Nathan is beyond relieved. Not only are his prospects for the job intact, but he also feels that he may have found an ally. A support system to go along with a decent job. Gerald asks a few questions about his journey.
“You can rest knowing that this job will actually help me in staying sober. It offers a consistent routine, and now I have you to chat with about things in my progress!”
Gerald ponders this for a moment, purses his lips, and spins his chair to look out the window. Nathan feels that he jumped the gun on celebrating this recent development.
Just be the eager, reiliable employee, dumbass. Gerald isn’t looking for a sponsee!
The voice in his head continues to berate him, and Gerald speaks up.
“Nathan, it wasn’t just the chip falling out,” he says. “I used to wait tables at The Factory, about six months back. I figured I could use some extra cash, and I had the time.” Nathan begins to feel sick to his stomach, and he wonders what time the liquor store down the street opens.
“I had to 86 you.”
Nathan averts his eyes; stares at the floor. He takes a deep breath. “Sir, I--”
“No, you don’t have to explain or apologize. But it takes one to know one, and you were on the same dark path I was years and years ago. I’ve been in your shoes. I just find it fortunate that our paths have crossed again.”
There is a long pause, and for a moment Nathan is regretful that he was so quick to decide on going to the liquor store if this interview bottomed out.
“I tell ya what—you have the job. And I’m here for any support you may need. But I’m not going to make you go to meetings with me. You seem to have your own good path at the moment, and I don’t want you feeling like you have to do extra sobriety work with me to keep your job.”
“I...I don’t know what to say, other than thank you so much,” says Nathan.

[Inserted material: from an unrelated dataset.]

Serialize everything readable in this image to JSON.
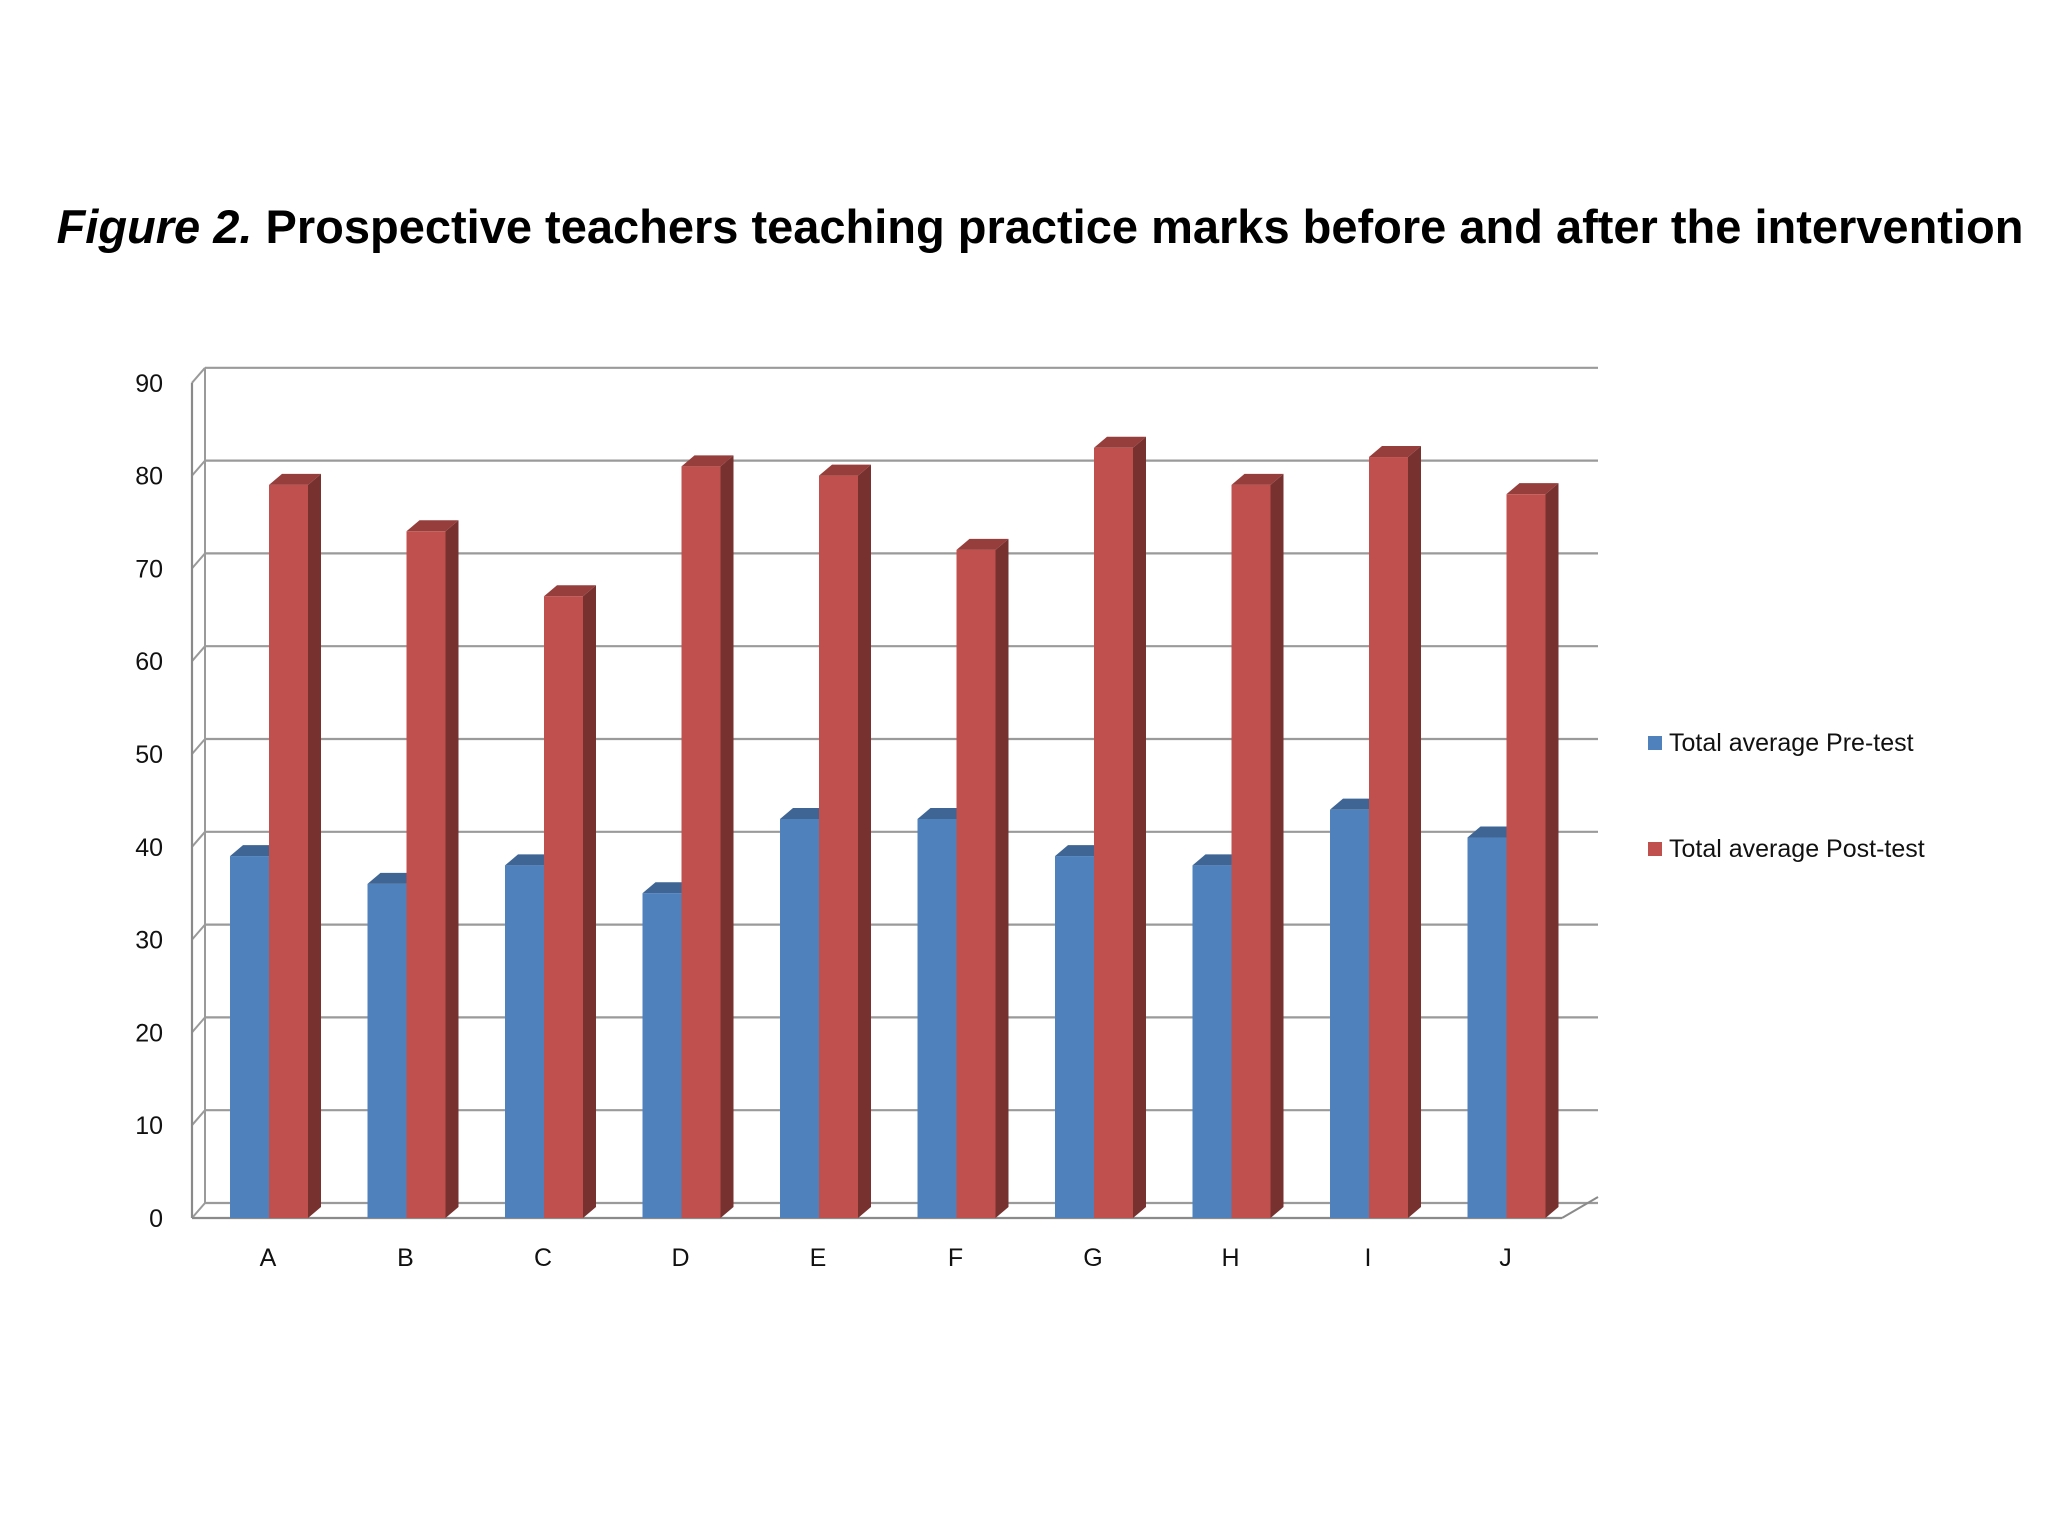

They both stand up, shake hands, and Gerald adds: “it is all about progress, not perfection. You’ll find that I espouse this philosophy with the office work as well as personal recovery work.”
Nathan smiles and makes his way to the door to grab his new hire paperwork. He walks to his bus stop, past the liquor store, and takes a deep breath. The shiny bottles of vodka and tequila no longer seem like siren songs. He feels more and more like he is looking at a faded picture of an ex-girlfriend.
“I miss the bitch. She was trying to kill me, but boy do I miss the bitch sometimes.
Now is not one of those times."
Perhaps staying sober will be easier than he thought.